Mais qu'est-ce qu'il raconte? Je n'ai pas de temps à perdre avec ses conneries. Sans m'énerver je lui tourne le dos. Je sais que pour le moment je n'arriverais absolument à rien avec lui, sauf peut-être finir par le découper en morceaux. Je descends à la cuisine. Ce n'est pas vrai que je vais entrer en guerre avec un humain en crise avant d'avoir bu mon premier thé de la journée. Qu'il me laisse ma petite demi-heure de tranquillité et ensuite, on pourra se jeter tout ce qu'il veut à la figure. Mais tout de suite en me levant? Ce n'est pas envisageable.

Je m'installe confortablement à l'ilot avec une tasse bien fumante après en avoir préparé deux. Ce matin, j'ai choisi celui qui s'appelle « L'enfer des Anges ». C'est un mélange divin de thé vert à la rhubarbe et à la fraise. C'est un de mes favoris.

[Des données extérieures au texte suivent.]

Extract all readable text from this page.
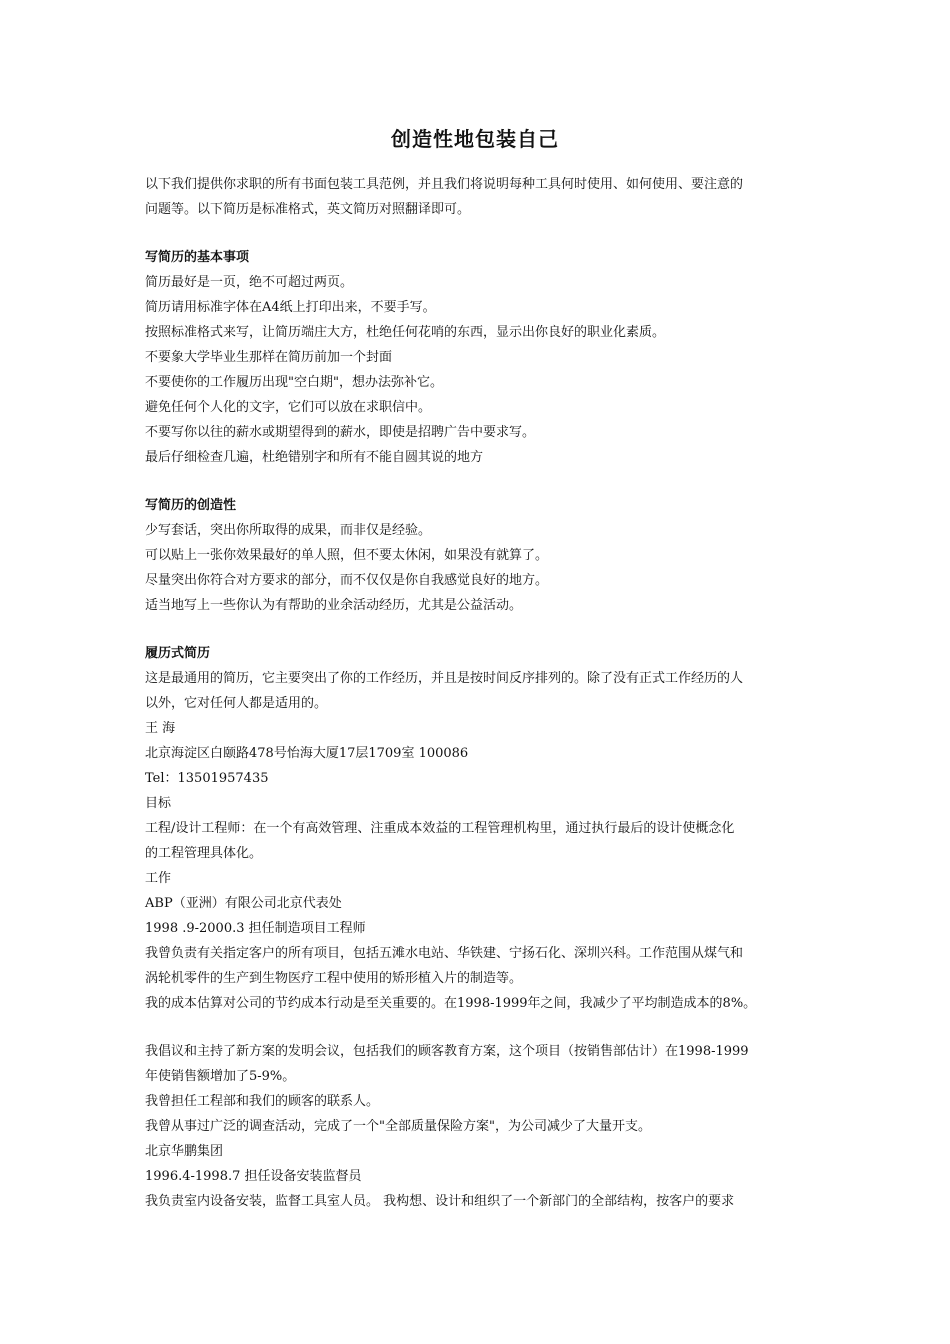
创造性地包装自己

以下我们提供你求职的所有书面包装工具范例，并且我们将说明每种工具何时使用、如何使用、要注意的

问题等。以下简历是标准格式，英文简历对照翻译即可。

写简历的基本事项

简历最好是一页，绝不可超过两页。

简历请用标准字体在A4纸上打印出来，不要手写。

按照标准格式来写，让简历端庄大方，杜绝任何花哨的东西，显示出你良好的职业化素质。

不要象大学毕业生那样在简历前加一个封面

不要使你的工作履历出现"空白期"，想办法弥补它。

避免任何个人化的文字，它们可以放在求职信中。

不要写你以往的薪水或期望得到的薪水，即使是招聘广告中要求写。

最后仔细检查几遍，杜绝错别字和所有不能自圆其说的地方

写简历的创造性

少写套话，突出你所取得的成果，而非仅是经验。

可以贴上一张你效果最好的单人照，但不要太休闲，如果没有就算了。

尽量突出你符合对方要求的部分，而不仅仅是你自我感觉良好的地方。

适当地写上一些你认为有帮助的业余活动经历，尤其是公益活动。

履历式简历

这是最通用的简历，它主要突出了你的工作经历，并且是按时间反序排列的。除了没有正式工作经历的人

以外，它对任何人都是适用的。

王 海

北京海淀区白颐路478号怡海大厦17层1709室 100086

Tel：13501957435

目标

工程/设计工程师：在一个有高效管理、注重成本效益的工程管理机构里，通过执行最后的设计使概念化

的工程管理具体化。

工作

ABP（亚洲）有限公司北京代表处

1998 .9-2000.3 担任制造项目工程师

我曾负责有关指定客户的所有项目，包括五滩水电站、华铁建、宁扬石化、深圳兴科。工作范围从煤气和

涡轮机零件的生产到生物医疗工程中使用的矫形植入片的制造等。

我的成本估算对公司的节约成本行动是至关重要的。在1998-1999年之间，我减少了平均制造成本的8%。

我倡议和主持了新方案的发明会议，包括我们的顾客教育方案，这个项目（按销售部估计）在1998-1999

年使销售额增加了5-9%。

我曾担任工程部和我们的顾客的联系人。

我曾从事过广泛的调查活动，完成了一个"全部质量保险方案"，为公司减少了大量开支。

北京华鹏集团

1996.4-1998.7 担任设备安装监督员

我负责室内设备安装，监督工具室人员。 我构想、设计和组织了一个新部门的全部结构，按客户的要求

Je soupire de soulagement. Il ne crie plus. Lucifer, merci. Quoi? J'allais toujours bien pas dire Dieu merci. Vous me prenez pour qui? Je secoue la tête et passe ma main dans mes cheveux bruns. Je les ai hérités de ma mère tout comme ses yeux noirs. D'ailleurs, beaucoup de gens avaient prédit ma rébellion quant à la couleur de ceux-ci.

Alors que je lève les yeux au plafond, mon regard croise celui de mon invité. Il a l'air beaucoup plus calme que tout à l'heure. Je pousse la deuxième tasse devant lui sans un mot et le détaille du regard. Il doit faire tout au plus 1 mètre 70 et sa silhouette frêle laisse présager qu'il n'était pas un adepte des salles de sport quand il était sur terre. Cerbère vient se coller à lui et semble roucouler comme un petit oiseau. Mon chien a un trouble de personnalité multiple, sauvez-moi quelqu'un.